Le film de René Vautier est construit sur « un ensemble de situations, toutes basées sur des témoignages concordants. La véracité de chaque épisode relaté peut être confirmée devant un tribunal par un minimum de cinq témoins. » D’après des faits réels… annonce le générique avant les premières images. Si le film avait montré des soldats convaincus du bien fondé de la guerre coloniale, la trame eut été binaire. Mais René Vautier met en scène un groupe de jeunes hommes plutôt politisés, pas des brutes, mais des syndicalistes acquis à l’idée qu’ils sont des prolos et qu’il n’est pas question pour eux de se faire manipuler par la grande muette. Les contradictions de ce jeu de dupes n’en sont que plus effrayantes. La situation est exemplaire, car du groupe, un seul résiste et refuse d’accepter cette dérive vers la tuerie organisée.

Avoir 20 ans dans les Aurès de René Vautier est une réflexion sur la guerre coloniale, tout à fait actuelle si l’on songe à ces jeunes militaires israéliens et israéliennes dans les territoires palestiniens occupés. Trois ans de service militaire pour les hommes, deux ans pour les femmes, à subir une propagande efficace pour déshumaniser l’ennemi-e hypothétique et désigné-e. L’uniforme et le groupe, se conformer aux ordres de la hiérarchie, obéir sans réfléchir. Alors l’inacceptable — tuer des femmes, des enfants, des civils — devient possible. La peur et le dégoût de l’autre, à la base de l’occupation militaire, René Vautier les dépeint parfaitement.
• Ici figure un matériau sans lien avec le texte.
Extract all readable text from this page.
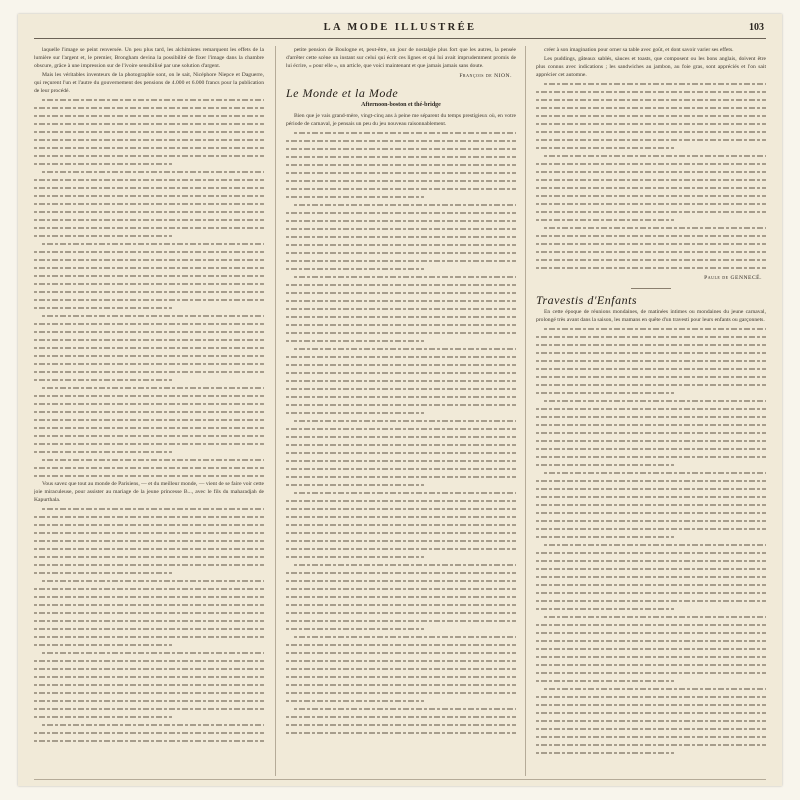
LA MODE ILLUSTRÉE	103

laquelle l'image se peint renversée. Un peu plus tard, les alchimistes remarquent les effets de la lumière sur l'argent et, le premier, Brongham devina la possibilité de fixer l'image dans la chambre obscure, grâce à une impression sur de l'ivoire sensibilisé par une solution d'argent.

Mais les véritables inventeurs de la photographie sont, on le sait, Nicéphore Niepce et Daguerre, qui reçurent l'un et l'autre du gouvernement des pensions de 4.000 et 6.000 francs pour la publication de leur procédé.

Vous savez que tout au monde de Parisiens, — et du meilleur monde, — vient de se faire voir cette joie miraculeuse, pour assister au mariage de la jeune princesse B..., avec le fils du maharadjah de Kapurthala.

petite pension de Boulogne et, peut-être, un jour de nostalgie plus fort que les autres, la pensée d'arrêter cette scène un instant sur celui qui écrit ces lignes et qui lui avait imprudemment promis de lui écrire, « pour elle », un article, que voici maintenant et que jamais jamais sans doute.

François de NION.
Le Monde et la Mode
Afternoon-boston et thé-bridge

Bien que je vais grand-mère, vingt-cinq ans à peine me séparent du temps prestigieux où, en votre période de carnaval, je pensais un peu du jeu nouveau raisonnablement.

créer à son imagination pour orner sa table avec goût, et dont savoir varier ses effets.

Les puddings, gâteaux sablés, sàuces et toasts, que composent ou les bons anglais, doivent être plus connus avec indications ; les sandwiches au jambon, au foie gras, sont appréciés et l'on sait apprécier cet automne.

Paule de GENNECÉ.
Travestis d'Enfants

En cette époque de réunions mondaines, de matinées intimes ou mondaines du jeune carnaval, prolongé très avant dans la saison, les mamans en quête d'un travesti pour leurs enfants ou garçonnets.
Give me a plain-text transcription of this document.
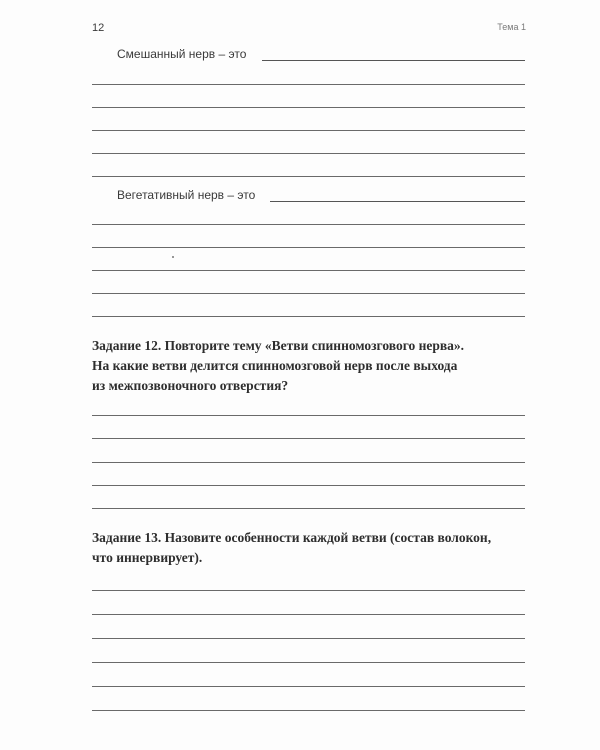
12	Тема 1
Смешанный нерв – это
Вегетативный нерв – это
Задание 12. Повторите тему «Ветви спинномозгового нерва».
На какие ветви делится спинномозговой нерв после выхода
из межпозвоночного отверстия?
Задание 13. Назовите особенности каждой ветви (состав волокон,
что иннервирует).
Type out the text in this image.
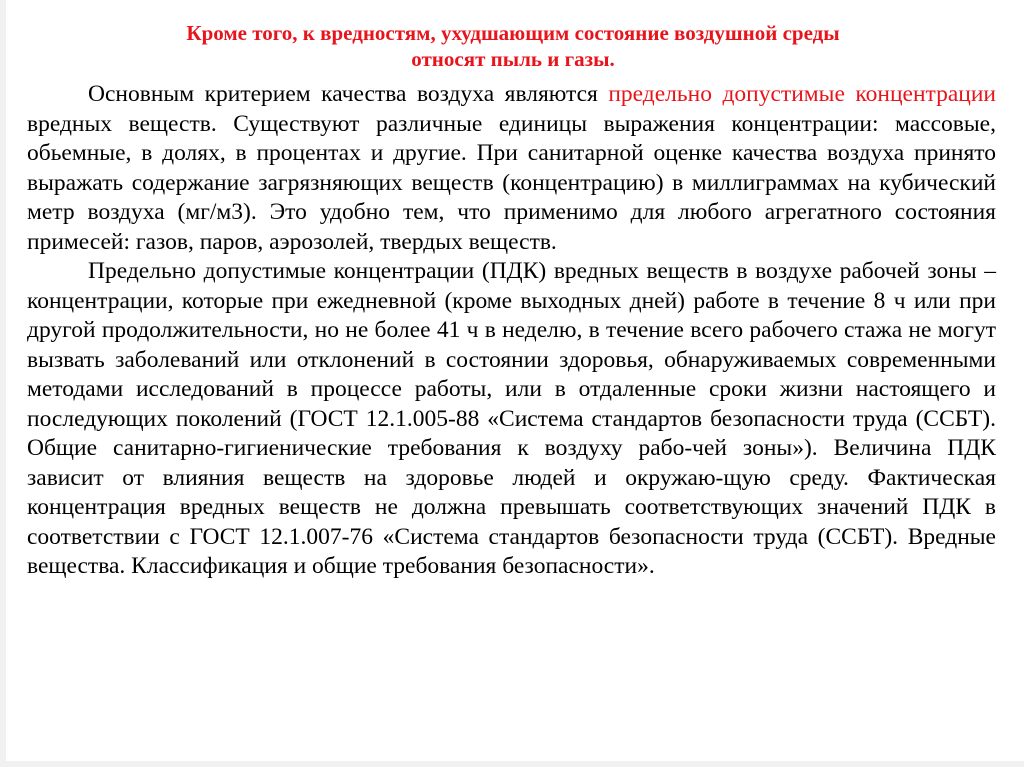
Кроме того, к вредностям, ухудшающим состояние воздушной среды
относят пыль и газы.

Основным критерием качества воздуха являются предельно допустимые концентрации вредных веществ. Существуют различные единицы выражения концентрации: массовые, обьемные, в долях, в процентах и другие. При санитарной оценке качества воздуха принято выражать содержание загрязняющих веществ (концентрацию) в миллиграммах на кубический метр воздуха (мг/м3). Это удобно тем, что применимо для любого агрегатного состояния примесей: газов, паров, аэрозолей, твердых веществ.

Предельно допустимые концентрации (ПДК) вредных веществ в воздухе рабочей зоны – концентрации, которые при ежедневной (кроме выходных дней) работе в течение 8 ч или при другой продолжительности, но не более 41 ч в неделю, в течение всего рабочего стажа не могут вызвать заболеваний или отклонений в состоянии здоровья, обнаруживаемых современными методами исследований в процессе работы, или в отдаленные сроки жизни настоящего и последующих поколений (ГОСТ 12.1.005-88 «Система стандартов безопасности труда (ССБТ). Общие санитарно-гигиенические требования к воздуху рабо-чей зоны»). Величина ПДК зависит от влияния веществ на здоровье людей и окружаю-щую среду. Фактическая концентрация вредных веществ не должна превышать соответствующих значений ПДК в соответствии с ГОСТ 12.1.007-76 «Система стандартов безопасности труда (ССБТ). Вредные вещества. Классификация и общие требования безопасности».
Et cela pourrait se résumer au phénomène de l’uniforme et du groupe. Quelles sont, en effet, les conséquences de l’isolement dans un groupe armé avec permis de tuer ?

Avoir 20 ans dans les Aurès montre « comment on [a] pu entraîner des gens sur cette pente qui faisait d’eux des mercenaires assassins. Il ne s’agissait pas de dédouaner ce qui avait été fait […] mais d’expliquer comment on avait entraîné des jeunes sur ce chemin-là. »

Entretien avec René Vautier dans le prochain Divergences 2.

[1]

Avoir 20 ans dans les Aurès de René Vautier

Distribution

Alexandre Arcady : Noël

Hamid Djellouli : Youssef

Philippe Léotard : Le lieutenant Perrin

Jacques Canselier : Coco

Jean-Michel Ribes : Le curé

Alain Scoff : Lomic

Jean-Jacques Moreau : Jacques

Michel Elias : Robert, l’instituteur

Yves Branellec : Youenn

Philippe Brizard : La Marie

Charles Trétout : Charles

Pierre Vautier : Pierrick

Alain Vautier : Lanick

Bernard Ramel : Nanard

Fiche technique

Réalisateur : René Vautier

Scénario : René Vautier

Image : Pierre Clément

Montage : Nedjma Scialom

Durée : 100 minutes

Date de sortie : mai 1972 (Cannes)

Prix de la Critique internationale à Cannes en 1972.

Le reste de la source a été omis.